Speakeasy wrote:Cavesa, while I have the deepest respect for your erudition and your vast knowledge in all matters touching upon language-learning, I find that your comments betray a retrograde attitude towards the most recent, enlightened views on the raising and education of children. It has been scientifically proven in numerous studies that, before 8 years of age, children are simply incapable of distinguishing between the formal and informal registers and their associated singular and the plural forms of verbs and pronouns; notions of politeness and self-restraint are equally beyond them at this stage in their development. Furthermore, any attempts at introducing such concepts at too early a stage cause children to endure unbearable psychological stress which results in near-to-irreparable harm that only professional counselling can even hope to address later in life. These are proven facts. Uninformed parents are free to disagree with the Ministry of Education. Nevertheless, the Ministry has a higher responsibility to ensuring the well-being of its charges and it will not be swayed by outdated arguments no matter how heartfelt these beliefs may held.Cavesa wrote: … Who in their right mind could have come up with that? Not introducing the "formal" addressing is about the social norms that the schools want to instill in the children …

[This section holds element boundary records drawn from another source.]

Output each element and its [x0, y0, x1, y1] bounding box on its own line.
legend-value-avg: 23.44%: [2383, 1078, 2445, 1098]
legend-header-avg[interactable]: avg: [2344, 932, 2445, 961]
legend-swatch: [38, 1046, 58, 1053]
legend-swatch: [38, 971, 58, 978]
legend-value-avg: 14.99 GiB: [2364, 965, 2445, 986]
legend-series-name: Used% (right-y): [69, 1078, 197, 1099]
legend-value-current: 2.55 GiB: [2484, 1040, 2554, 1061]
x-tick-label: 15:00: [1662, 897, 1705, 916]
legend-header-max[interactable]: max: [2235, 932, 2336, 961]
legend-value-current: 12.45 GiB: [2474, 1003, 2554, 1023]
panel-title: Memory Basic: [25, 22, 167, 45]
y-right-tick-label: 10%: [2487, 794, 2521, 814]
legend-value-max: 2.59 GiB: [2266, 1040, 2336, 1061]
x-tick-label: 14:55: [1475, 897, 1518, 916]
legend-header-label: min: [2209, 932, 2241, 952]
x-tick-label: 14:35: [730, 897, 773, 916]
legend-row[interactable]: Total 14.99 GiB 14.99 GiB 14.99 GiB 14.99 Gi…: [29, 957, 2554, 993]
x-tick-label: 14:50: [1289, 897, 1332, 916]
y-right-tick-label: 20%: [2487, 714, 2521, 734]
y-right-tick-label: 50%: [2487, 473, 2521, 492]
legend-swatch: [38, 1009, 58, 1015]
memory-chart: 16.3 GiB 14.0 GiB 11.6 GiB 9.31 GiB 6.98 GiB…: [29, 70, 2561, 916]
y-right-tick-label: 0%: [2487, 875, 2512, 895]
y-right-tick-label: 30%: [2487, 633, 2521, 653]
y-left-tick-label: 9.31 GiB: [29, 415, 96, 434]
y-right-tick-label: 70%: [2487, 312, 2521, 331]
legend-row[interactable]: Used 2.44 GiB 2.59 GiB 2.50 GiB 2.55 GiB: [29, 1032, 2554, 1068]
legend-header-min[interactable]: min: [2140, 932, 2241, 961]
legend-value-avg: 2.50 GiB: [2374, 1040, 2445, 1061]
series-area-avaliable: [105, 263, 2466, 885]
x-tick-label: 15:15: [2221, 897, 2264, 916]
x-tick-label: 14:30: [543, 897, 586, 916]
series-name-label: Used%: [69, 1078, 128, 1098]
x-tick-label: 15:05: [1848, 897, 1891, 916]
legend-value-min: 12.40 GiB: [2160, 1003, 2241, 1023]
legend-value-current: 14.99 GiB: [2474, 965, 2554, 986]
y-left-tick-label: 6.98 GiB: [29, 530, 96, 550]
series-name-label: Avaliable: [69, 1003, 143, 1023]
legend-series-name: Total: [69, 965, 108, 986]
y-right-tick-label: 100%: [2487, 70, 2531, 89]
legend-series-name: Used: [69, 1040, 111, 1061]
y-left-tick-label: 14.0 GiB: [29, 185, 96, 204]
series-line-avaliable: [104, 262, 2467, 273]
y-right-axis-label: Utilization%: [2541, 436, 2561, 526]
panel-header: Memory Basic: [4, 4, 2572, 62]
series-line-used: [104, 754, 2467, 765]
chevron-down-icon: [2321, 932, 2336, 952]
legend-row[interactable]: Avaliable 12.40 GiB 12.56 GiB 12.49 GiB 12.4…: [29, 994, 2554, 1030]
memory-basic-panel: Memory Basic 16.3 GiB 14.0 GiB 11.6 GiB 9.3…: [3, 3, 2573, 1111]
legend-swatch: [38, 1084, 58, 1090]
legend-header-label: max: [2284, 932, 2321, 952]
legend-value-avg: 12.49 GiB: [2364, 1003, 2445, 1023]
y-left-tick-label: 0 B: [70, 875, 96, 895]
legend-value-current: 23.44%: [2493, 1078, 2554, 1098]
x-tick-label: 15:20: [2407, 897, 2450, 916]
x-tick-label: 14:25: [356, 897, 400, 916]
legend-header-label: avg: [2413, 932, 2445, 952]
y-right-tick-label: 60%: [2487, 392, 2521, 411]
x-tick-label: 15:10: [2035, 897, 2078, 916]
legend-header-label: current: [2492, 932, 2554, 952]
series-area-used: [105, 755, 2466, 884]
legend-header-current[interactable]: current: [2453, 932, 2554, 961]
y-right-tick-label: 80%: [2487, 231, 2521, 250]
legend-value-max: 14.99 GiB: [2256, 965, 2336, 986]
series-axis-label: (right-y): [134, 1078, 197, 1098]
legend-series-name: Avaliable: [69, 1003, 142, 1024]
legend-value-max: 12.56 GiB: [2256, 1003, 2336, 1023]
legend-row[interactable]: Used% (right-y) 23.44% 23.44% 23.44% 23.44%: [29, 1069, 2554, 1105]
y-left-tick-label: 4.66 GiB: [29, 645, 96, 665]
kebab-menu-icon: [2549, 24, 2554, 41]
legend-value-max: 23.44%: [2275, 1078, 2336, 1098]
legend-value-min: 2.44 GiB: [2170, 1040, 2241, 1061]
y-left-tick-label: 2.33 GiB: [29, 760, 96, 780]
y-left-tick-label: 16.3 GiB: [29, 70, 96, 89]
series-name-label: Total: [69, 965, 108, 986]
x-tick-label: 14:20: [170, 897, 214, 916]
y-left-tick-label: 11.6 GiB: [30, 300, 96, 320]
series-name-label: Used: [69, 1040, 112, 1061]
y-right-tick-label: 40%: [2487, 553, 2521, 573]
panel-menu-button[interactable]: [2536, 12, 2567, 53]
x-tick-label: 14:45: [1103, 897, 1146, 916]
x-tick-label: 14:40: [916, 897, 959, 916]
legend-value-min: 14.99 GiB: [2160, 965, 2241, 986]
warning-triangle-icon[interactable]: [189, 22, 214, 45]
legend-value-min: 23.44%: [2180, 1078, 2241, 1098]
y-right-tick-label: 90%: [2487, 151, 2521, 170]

I actually know a lot about this as I was part of such an experiment, which included lack of formal addressing at school. The "enlightened" school did a lot of damage not only on me but on many of my classmates too. A "retrograde" school saved me. Let's not forget, that research in humanities (especially stuff like this) needs to be taken with much bigger grain of salt than in science, and using the word "facts" is rather dubious in such a context. I have yet to hear about a single person, who has needed professional councelling due to being required to address people appropriately in primary school. I guess those studies' authors just wanted to look interesting, so they chose methods and sample that would support their theory, nothing rare.
And children unable to use a normal plural? Like what you describe, a teacher not using it on a group of children? That is nonsense. I can believe that children with certain neurological conditions may struggle with this but not the majority (any condition including significantly lowering the vocabulary of the child, or their intellect, or pathologically affecting their interactions with the rest of the world, may have this as one of the many symptoms, I can totally believe that). A four year old may not understand the concept of politeness, true. But an eight year old not understanding singular and plural probably needs medical attention and professional help, not the school making this the norm. This is very disturbing to hear about such a well reputed country like Canada.

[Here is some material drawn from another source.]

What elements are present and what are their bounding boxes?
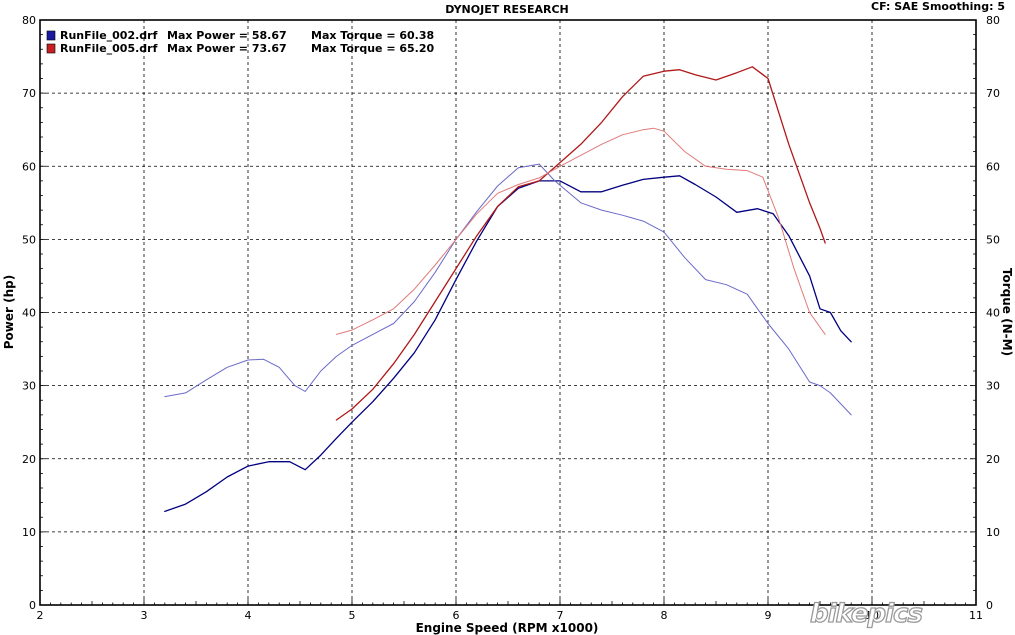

Before anyone says "but you don't have kids": I have significantly lower siblings to have fresh impressions from, whose native language includes singlular and plural and formal and informal way to address people. And they had no problem with this in primary school, nor had any of their native classmates (the non native classmates had a lot of difficulties, most of them learnt everything in a short time). I think this tendency to expect children to be stupid and treating them like it is very unfortunate and going to lead to many self fulfilling prophecies.
And it still doesn't explain, why normal adult language learners are not being introduced to the basic norms of politeness early enough in a language course. A child can be excused, as being too impolite for a given age is the fault of the parents (and in such twisted cases like you describe the fault of the schools and Ministry). But an adult should strive to speak appropriately.
If Pimsleur doesn't teach that (in the languages, where this applies. For example Czech, German, and French use this in the same manner), it is a mistake.